I've logged in and repeatedly run the NEMO binary built by the last run of the CI. The first three or four runs all gave the right answer and then I got another one with it : 10 |ssh|_max: 0.1992739578293067D+01 |U|_max: 0.1480481366230695D+01 S_min: 0.1091403831970652D+01 S_max: 0.4040450495350832D+02
. It therefore does look as though we do not have run-to-run reproducibility when threading is enabled.

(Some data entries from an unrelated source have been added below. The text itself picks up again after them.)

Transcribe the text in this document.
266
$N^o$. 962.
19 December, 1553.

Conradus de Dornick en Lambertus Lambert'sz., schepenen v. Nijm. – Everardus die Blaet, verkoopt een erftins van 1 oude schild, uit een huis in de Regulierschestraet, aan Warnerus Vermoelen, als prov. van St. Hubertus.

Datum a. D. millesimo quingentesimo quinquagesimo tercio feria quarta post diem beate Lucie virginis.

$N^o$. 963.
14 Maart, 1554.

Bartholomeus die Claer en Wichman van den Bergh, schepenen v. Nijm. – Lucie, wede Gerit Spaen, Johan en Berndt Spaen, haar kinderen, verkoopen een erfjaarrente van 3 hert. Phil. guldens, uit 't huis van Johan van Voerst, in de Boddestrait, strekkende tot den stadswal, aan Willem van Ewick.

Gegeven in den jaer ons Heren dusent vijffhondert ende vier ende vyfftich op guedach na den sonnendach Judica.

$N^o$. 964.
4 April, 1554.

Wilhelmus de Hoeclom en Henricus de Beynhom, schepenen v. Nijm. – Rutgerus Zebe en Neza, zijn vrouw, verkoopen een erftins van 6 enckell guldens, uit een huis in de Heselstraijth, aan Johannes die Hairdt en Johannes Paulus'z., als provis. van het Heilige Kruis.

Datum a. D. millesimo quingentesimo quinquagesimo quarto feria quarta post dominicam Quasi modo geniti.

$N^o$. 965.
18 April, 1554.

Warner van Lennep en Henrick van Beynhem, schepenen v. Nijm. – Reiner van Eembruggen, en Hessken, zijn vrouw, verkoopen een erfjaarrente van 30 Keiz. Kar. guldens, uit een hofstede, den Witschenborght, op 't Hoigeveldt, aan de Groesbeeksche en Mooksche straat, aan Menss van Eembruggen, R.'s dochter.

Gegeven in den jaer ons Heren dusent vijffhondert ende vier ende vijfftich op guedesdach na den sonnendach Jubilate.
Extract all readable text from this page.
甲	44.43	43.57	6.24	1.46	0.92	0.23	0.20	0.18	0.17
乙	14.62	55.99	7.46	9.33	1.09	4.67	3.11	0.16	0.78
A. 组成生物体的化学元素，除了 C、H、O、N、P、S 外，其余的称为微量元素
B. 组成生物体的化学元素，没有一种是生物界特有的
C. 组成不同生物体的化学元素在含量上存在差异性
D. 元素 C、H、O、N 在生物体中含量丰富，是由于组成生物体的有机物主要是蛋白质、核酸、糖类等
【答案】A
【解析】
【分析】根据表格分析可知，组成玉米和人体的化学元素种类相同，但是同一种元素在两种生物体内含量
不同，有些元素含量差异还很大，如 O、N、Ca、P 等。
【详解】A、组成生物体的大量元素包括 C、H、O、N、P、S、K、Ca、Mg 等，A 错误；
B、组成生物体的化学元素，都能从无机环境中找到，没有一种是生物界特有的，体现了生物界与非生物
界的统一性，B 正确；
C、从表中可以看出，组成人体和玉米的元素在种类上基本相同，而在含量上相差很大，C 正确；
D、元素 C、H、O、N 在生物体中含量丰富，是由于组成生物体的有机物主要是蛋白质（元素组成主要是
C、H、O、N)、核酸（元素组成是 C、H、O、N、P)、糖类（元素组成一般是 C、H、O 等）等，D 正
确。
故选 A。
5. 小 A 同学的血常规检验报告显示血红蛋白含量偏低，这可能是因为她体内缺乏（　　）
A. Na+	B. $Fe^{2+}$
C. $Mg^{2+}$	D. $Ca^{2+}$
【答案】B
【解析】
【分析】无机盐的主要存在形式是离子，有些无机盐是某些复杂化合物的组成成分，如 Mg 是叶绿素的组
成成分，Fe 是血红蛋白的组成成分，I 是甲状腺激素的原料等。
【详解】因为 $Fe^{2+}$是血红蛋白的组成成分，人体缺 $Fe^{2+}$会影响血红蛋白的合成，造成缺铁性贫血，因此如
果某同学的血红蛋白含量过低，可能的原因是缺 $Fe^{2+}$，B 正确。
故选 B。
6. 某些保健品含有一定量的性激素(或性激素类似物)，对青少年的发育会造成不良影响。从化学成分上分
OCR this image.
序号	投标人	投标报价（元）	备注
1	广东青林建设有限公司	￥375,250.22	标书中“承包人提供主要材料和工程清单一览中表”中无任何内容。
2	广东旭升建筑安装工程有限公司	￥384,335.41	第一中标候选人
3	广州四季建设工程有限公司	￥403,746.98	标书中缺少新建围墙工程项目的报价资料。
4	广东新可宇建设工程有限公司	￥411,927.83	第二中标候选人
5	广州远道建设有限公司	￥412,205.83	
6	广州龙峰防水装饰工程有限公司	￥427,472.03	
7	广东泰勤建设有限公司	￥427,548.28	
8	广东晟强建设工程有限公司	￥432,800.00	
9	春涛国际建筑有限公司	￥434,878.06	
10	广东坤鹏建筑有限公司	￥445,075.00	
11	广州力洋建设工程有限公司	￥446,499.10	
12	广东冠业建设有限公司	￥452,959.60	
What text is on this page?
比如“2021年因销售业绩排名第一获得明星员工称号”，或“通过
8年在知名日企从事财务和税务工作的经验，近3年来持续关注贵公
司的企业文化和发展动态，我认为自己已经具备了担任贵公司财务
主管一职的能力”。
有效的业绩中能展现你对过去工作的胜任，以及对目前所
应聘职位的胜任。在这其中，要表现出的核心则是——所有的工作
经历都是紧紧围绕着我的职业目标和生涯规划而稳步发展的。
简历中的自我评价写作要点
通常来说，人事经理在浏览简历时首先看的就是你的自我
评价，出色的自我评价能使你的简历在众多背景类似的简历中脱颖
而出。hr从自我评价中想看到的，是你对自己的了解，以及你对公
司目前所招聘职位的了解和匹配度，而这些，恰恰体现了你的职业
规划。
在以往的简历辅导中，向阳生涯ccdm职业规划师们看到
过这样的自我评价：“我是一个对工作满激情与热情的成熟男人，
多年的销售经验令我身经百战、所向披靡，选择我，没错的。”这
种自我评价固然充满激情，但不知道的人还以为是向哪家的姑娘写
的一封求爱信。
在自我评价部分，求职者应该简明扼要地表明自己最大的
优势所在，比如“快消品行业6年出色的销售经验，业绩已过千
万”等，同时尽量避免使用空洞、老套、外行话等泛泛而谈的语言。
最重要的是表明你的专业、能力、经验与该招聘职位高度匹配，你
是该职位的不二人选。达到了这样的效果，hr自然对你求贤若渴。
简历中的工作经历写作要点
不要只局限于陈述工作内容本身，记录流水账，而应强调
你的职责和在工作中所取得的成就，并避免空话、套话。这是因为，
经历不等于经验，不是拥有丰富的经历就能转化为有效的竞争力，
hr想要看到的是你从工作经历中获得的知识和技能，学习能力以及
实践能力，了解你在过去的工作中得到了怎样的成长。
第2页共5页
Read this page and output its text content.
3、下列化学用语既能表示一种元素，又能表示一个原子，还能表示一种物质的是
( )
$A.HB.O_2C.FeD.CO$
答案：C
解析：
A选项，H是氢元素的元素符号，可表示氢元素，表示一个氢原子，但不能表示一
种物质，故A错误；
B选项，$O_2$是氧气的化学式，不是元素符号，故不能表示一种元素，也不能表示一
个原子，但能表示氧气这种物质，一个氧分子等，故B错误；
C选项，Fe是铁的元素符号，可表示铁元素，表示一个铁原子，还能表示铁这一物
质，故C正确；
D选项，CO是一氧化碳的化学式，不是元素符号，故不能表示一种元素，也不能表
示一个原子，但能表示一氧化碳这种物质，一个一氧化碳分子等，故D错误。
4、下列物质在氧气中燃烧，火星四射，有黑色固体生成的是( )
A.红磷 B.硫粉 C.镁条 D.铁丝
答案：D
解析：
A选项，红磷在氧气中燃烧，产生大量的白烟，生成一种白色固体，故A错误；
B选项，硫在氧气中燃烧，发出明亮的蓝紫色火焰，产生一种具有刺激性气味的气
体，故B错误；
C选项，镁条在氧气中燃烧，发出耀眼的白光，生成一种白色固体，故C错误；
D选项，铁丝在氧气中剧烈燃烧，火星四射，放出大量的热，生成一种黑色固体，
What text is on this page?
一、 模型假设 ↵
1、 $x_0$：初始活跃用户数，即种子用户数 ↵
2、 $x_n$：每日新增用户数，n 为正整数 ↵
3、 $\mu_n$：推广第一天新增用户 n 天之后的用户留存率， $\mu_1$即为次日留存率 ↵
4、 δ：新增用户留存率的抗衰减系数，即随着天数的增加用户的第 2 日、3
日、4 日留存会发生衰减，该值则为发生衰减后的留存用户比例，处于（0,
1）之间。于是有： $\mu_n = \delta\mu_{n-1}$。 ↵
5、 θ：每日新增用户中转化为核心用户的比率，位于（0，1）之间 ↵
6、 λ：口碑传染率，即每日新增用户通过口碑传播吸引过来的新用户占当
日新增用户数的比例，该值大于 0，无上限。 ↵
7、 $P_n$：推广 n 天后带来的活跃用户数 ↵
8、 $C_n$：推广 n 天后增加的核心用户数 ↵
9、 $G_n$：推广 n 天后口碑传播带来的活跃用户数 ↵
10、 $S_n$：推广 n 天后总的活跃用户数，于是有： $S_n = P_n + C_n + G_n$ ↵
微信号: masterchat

This is running without MPI, as confirmed by examining the ocean.output
. Since we don't support OpenMP reductions yet (@sergisiso can correct me), I think this must mean we are generating incorrect code somewhere such that the answer can vary from run to run:
[gh_runner@glados EXP00]$ ./nemo
0
[EXP00]$ tail run.stat
it : 1 |ssh|_max: 0.1981591870348679D+01 |U|_max: 0.1450047508366849D+01 S_min: 0.1085786592269819D+01 S_max: 0.4040453941664692D+02
it : 2 |ssh|_max: 0.1982752270897651D+01 |U|_max: 0.1452597101488951D+01 S_min: 0.1086240692446414D+01 S_max: 0.4040453356389120D+02
it : 3 |ssh|_max: 0.1983728378860238D+01 |U|_max: 0.1456033972148181D+01 S_min: 0.1086709090430587D+01 S_max: 0.4040453148092196D+02
it : 4 |ssh|_max: 0.1985032463391237D+01 |U|_max: 0.1458752676798451D+01 S_min: 0.1087192969684326D+01 S_max: 0.4040452638526664D+02
it : 5 |ssh|_max: 0.1987016011252258D+01 |U|_max: 0.1461991884818293D+01 S_min: 0.1087927288751745D+01 S_max: 0.4040452369825938D+02
it : 6 |ssh|_max: 0.1988687809217617D+01 |U|_max: 0.1464525354307282D+01 S_min: 0.1089032236567440D+01 S_max: 0.4040451908376322D+02
it : 7 |ssh|_max: 0.1990265207831180D+01 |U|_max: 0.1466978371608125D+01 S_min: 0.1090261073753903D+01 S_max: 0.4040451600903567D+02
it : 8 |ssh|_max: 0.1991024605059977D+01 |U|_max: 0.1469837868004808D+01 S_min: 0.1091143424902952D+01 S_max: 0.4040451251993338D+02
it : 9 |ssh|_max: 0.1991839479539447D+01 |U|_max: 0.1476103197378707D+01 S_min: 0.1091501632524920D+01 S_max: 0.4040450854133136D+02
it : 10 |ssh|_max: 0.1992739578293067D+01 |U|_max: 0.1480481366230695D+01 S_min: 0.1091403831970652D+01 S_max: 0.4040450495350832D+02
[gh_runner@glados EXP00]$ ./nemo
0
[EXP00]$ tail run.stat
it : 1 |ssh|_max: 0.1982273303674564D+01 |U|_max: 0.1450121491443233D+01 S_min: 0.1085442700023809D+01 S_max: 0.4040453941666587D+02
it : 2 |ssh|_max: 0.1984024621757109D+01 |U|_max: 0.1452825071445360D+01 S_min: 0.1085448017971859D+01 S_max: 0.4040453356397503D+02
it : 3 |ssh|_max: 0.1986609691379131D+01 |U|_max: 0.1456493639861315D+01 S_min: 0.1085468392706552D+01 S_max: 0.4040453148195538D+02
it : 4 |ssh|_max: 0.1989265369848474D+01 |U|_max: 0.1459493046583662D+01 S_min: 0.1085536080926007D+01 S_max: 0.4040452638693321D+02
it : 5 |ssh|_max: 0.1991058793825424D+01 |U|_max: 0.1462901396603791D+01 S_min: 0.1085593707188744D+01 S_max: 0.4040452370138181D+02
it : 6 |ssh|_max: 0.1992391646218621D+01 |U|_max: 0.1465286602430546D+01 S_min: 0.1085569560501641D+01 S_max: 0.4040451908764371D+02
it : 7 |ssh|_max: 0.1993486308863192D+01 |U|_max: 0.1468547453847026D+01 S_min: 0.1085470698091813D+01 S_max: 0.4040451601402300D+02
it : 8 |ssh|_max: 0.1994310962659264D+01 |U|_max: 0.1473147728648601D+01 S_min: 0.1085428657280329D+01 S_max: 0.4040451252509232D+02
it : 9 |ssh|_max: 0.1995525151105640D+01 |U|_max: 0.1479540291553064D+01 S_min: 0.1085345073646775D+01 S_max: 0.4040450854739036D+02
it : 10 |ssh|_max: 0.1997143892083802D+01 |U|_max: 0.1484097336815946D+01 S_min: 0.1085307757483717D+01 S_max: 0.4040450495987173D+02
Could this be due to (or exacerbated by) the new collapsing functionality/update in #2660?
HoistTrans
has also been update in #2662. In theory that should have improved things, not made them worse but you never know...
Anyway, I'll open a new Issue for this problem as it's not the fault of this PR. Back to @sergisiso.
I've removed the utility method entirely because it's only called from one location and that has meant I can remove all of the associated test code too.